Given its maritime connections, it’s not surprising that, in the 1800s Falmouth and its neighbouring villages was a shipbuilding location. Yet before the 1850s, in the days of sail, most shipbuilding operations in the Fal estuary were relatively small scale. In Falmouth itself they were located mainly in the area between the present-day Maritime Museum and Trago Mills.
Yet, only around three per cent of men in Falmouth in 1851 were working as shipwrights. In this year, or just before, John Francis May was born into the family of John and Ann May, who lived at Britton’s Yard, Falmouth. John senior was a shoemaker, but John Francis became a ship’s carpenter in his teens.
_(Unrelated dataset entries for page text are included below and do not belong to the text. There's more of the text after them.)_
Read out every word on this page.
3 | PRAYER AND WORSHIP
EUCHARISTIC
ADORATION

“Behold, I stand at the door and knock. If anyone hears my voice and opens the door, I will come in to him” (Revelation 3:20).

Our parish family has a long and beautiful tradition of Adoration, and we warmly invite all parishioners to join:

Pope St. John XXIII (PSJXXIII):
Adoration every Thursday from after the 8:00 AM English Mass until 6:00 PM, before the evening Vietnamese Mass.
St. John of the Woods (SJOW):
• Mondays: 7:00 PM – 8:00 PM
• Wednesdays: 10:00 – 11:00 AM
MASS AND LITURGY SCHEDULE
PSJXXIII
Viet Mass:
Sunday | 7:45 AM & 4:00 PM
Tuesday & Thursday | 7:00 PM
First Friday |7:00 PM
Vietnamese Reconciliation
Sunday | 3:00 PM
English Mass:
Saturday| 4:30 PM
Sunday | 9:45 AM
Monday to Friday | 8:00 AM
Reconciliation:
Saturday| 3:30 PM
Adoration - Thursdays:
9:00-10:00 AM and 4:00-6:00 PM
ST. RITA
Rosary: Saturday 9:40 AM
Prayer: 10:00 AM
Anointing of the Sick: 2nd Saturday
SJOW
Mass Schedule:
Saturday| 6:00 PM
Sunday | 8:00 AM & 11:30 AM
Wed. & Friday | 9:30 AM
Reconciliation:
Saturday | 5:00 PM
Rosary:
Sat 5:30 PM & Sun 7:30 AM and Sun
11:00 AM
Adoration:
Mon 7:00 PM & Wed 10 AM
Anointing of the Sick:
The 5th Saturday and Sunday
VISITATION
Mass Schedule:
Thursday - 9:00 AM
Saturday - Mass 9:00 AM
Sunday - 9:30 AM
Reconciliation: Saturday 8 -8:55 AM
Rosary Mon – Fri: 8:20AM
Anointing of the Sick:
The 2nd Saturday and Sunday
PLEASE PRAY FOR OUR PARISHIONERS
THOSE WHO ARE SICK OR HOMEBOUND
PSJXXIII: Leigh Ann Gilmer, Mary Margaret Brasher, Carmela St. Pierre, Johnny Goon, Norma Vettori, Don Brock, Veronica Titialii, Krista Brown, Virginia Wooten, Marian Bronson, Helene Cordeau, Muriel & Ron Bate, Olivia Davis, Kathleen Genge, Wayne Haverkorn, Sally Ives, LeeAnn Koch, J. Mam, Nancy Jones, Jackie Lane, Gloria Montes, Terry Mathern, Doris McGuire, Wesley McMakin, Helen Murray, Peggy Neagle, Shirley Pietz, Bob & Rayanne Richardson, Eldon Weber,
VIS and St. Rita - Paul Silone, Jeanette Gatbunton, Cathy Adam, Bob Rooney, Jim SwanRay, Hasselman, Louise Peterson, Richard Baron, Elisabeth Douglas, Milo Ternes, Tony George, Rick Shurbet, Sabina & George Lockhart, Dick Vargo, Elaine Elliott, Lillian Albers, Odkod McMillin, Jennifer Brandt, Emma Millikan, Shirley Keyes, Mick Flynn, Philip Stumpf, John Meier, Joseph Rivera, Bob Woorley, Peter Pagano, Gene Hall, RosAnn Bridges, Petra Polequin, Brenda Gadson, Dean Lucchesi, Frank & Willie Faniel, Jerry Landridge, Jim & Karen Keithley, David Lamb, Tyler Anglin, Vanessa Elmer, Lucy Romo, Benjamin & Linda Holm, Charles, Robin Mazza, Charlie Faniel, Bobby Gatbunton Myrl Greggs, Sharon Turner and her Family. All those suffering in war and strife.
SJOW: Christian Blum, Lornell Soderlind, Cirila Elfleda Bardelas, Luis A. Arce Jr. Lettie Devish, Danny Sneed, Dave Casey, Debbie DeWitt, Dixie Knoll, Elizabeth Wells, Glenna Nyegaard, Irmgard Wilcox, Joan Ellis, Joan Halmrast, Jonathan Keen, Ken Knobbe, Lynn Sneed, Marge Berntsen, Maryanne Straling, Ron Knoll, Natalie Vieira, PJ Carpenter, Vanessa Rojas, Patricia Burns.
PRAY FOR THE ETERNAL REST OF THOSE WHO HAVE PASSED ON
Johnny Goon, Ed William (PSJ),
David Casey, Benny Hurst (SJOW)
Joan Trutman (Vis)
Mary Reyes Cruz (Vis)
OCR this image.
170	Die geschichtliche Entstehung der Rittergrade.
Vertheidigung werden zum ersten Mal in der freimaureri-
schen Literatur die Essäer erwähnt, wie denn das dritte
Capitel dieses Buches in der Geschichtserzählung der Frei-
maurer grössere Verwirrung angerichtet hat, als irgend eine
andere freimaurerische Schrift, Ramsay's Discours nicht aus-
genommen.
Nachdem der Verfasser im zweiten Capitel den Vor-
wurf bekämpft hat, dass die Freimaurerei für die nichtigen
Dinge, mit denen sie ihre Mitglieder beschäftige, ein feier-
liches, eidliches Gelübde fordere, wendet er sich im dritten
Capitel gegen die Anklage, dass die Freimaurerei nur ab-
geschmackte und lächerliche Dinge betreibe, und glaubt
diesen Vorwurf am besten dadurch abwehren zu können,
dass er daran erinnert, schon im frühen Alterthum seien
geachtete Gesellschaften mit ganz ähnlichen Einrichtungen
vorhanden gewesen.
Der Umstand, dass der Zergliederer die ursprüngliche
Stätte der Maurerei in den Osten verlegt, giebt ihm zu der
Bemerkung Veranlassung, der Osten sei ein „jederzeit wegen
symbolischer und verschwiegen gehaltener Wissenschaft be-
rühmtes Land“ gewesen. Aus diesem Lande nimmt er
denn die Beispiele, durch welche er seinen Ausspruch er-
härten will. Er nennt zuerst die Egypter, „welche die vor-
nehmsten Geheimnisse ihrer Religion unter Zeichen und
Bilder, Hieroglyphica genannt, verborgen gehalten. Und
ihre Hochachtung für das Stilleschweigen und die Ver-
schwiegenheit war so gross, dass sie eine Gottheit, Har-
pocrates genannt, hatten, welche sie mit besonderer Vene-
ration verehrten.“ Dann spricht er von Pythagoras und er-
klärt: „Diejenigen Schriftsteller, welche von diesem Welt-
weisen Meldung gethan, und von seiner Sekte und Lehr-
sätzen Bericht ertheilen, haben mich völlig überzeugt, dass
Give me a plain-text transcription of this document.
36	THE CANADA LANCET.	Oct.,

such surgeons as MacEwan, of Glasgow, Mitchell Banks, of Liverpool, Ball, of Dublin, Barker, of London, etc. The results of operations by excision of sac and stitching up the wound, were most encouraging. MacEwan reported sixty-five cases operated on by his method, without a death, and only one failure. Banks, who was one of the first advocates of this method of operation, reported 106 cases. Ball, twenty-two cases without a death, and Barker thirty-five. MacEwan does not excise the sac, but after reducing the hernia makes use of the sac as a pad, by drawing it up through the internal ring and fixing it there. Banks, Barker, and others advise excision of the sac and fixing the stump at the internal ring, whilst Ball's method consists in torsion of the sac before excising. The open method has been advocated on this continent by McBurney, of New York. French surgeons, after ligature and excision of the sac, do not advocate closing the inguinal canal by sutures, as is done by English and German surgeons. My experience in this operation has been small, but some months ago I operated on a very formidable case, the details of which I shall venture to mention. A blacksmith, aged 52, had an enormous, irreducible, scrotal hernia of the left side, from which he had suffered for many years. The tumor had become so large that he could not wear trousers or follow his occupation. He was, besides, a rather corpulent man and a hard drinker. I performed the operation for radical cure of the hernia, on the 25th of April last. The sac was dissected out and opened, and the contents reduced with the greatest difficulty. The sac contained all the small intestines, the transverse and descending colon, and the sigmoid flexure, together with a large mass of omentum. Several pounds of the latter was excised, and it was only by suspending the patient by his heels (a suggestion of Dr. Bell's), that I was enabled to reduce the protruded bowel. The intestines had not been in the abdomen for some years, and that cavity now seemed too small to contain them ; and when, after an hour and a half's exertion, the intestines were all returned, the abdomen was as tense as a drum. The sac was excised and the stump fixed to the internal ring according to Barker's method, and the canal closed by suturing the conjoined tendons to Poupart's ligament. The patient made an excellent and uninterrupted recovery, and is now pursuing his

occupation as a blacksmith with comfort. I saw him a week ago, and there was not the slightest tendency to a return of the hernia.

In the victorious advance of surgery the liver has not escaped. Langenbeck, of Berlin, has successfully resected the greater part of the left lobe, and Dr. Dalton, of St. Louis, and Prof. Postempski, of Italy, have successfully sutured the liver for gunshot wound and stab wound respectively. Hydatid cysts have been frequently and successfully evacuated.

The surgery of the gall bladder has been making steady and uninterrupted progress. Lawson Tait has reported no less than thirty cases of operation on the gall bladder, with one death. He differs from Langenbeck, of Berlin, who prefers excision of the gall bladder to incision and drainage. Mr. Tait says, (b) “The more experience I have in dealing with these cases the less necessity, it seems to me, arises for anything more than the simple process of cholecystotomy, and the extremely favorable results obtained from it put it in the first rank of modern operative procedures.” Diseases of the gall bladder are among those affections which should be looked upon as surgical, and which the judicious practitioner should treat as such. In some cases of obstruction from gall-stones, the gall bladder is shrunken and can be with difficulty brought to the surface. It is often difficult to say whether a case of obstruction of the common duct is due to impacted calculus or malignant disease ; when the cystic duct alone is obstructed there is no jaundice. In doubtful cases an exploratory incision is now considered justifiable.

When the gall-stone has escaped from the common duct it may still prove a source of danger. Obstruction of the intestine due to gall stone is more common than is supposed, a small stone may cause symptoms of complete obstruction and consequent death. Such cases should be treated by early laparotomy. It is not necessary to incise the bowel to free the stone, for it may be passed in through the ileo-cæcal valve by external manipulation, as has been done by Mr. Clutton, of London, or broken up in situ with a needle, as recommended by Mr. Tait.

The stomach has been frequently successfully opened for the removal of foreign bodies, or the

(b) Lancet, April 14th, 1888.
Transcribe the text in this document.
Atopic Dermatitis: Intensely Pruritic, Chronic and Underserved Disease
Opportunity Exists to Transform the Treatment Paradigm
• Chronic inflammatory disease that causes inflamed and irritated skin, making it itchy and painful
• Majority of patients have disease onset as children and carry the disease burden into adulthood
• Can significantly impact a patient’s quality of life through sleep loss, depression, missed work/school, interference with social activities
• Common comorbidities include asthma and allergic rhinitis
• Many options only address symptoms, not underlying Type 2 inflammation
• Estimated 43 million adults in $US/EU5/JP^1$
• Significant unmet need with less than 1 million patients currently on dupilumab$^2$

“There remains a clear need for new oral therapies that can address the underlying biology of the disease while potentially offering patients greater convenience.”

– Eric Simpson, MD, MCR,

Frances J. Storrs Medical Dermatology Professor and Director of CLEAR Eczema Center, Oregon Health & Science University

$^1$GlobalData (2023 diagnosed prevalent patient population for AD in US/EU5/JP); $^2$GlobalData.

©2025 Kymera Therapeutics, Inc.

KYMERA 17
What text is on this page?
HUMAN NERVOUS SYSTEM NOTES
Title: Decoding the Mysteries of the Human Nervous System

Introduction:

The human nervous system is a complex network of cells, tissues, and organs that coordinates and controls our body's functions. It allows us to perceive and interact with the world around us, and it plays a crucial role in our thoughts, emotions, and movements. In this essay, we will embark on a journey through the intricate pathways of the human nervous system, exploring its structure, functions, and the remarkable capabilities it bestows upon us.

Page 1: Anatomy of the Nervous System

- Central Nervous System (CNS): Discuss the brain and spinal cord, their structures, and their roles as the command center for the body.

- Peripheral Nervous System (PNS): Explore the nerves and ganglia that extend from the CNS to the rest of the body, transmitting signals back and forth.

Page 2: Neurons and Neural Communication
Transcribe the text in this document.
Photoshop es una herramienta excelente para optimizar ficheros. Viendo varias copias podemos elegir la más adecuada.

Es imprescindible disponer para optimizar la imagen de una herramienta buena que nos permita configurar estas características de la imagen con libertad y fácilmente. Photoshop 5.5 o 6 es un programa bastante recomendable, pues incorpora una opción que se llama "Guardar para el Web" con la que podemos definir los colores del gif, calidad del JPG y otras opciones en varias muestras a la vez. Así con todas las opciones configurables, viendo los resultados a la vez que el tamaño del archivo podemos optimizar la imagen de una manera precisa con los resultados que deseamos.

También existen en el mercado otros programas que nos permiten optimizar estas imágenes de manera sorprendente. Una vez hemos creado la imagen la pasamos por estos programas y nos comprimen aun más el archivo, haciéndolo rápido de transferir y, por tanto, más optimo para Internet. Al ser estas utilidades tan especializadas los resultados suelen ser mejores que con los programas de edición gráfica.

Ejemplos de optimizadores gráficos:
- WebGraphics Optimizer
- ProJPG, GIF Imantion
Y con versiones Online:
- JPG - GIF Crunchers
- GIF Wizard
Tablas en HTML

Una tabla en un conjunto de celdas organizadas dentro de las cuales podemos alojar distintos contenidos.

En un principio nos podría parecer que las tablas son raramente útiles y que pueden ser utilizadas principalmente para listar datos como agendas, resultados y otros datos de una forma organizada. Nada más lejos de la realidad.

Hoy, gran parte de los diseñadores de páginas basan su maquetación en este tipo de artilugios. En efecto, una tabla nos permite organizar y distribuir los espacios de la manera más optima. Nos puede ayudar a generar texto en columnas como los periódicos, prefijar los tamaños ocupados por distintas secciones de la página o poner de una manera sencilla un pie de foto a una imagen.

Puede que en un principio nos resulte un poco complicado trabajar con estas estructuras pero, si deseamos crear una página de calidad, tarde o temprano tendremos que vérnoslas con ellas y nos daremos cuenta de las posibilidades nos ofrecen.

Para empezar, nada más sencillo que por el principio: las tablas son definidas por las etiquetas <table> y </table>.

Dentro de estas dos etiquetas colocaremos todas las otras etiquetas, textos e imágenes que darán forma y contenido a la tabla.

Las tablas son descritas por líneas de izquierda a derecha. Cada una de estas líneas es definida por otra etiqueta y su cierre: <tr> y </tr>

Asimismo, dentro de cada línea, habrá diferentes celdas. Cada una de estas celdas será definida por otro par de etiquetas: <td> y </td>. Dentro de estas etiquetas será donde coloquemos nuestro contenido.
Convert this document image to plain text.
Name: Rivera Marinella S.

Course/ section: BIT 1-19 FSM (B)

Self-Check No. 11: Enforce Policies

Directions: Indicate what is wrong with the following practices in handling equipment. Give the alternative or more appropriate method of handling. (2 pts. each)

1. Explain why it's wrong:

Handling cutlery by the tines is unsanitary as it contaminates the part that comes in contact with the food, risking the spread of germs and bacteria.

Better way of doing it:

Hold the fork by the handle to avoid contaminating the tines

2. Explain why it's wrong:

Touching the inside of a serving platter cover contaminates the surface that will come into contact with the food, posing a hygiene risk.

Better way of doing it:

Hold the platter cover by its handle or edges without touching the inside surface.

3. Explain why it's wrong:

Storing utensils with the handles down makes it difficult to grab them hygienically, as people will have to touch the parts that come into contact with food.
In the 1870s he moved to the Royal Navy Dockyard at Devonport, where he was employed as a shipwright, marrying a local girl, Mary Hennessey, in 1877. They were still there in 1891, sharing a crowded three-roomed apartment in Gloucester Street with their seven children.
The Government dockyard at Plymouth clearly looked towards Falmouth for some of its skilled labour force as John May’s move was not that uncommon. Not every Falmouth shipwright went to Devonport however: Amelia Ann Jeffery’s father was a journeyman shipwright resident in Falmouth in 1851. He was still working as a shipwright while living in Chapel Row in 1871 when Amelia married William Henry Williams.
We don’t know where William worked, as he died in the next decade, sometime after 1874. In the 1881 census Amelia, a widow, was running a small grocery shop in Gyllyng Street in the town. This did not prosper and 1901 found her living alone in a one-room apartment in the High Street eking out an existence as a needlewoman.
While Amelia may have struggled to make a living at the turn of the century, shipbuilding and ship repairing in Falmouth was on the increase. With the extension of the railways, Falmouth had lost the packet service in 1850. Partly to offset this, the Falmouth Dock Company constructed new docks in the early 1860s. Shipbuilding began to expand. By 1881 the number of shipwrights in Falmouth had already doubled and amounted to 7.5 per cent of the total male labour force. In 1878 Cox and Co. had begun shipbuilding, later concentrating on ship repair, becoming Falmouth’s largest employer in the twentieth century.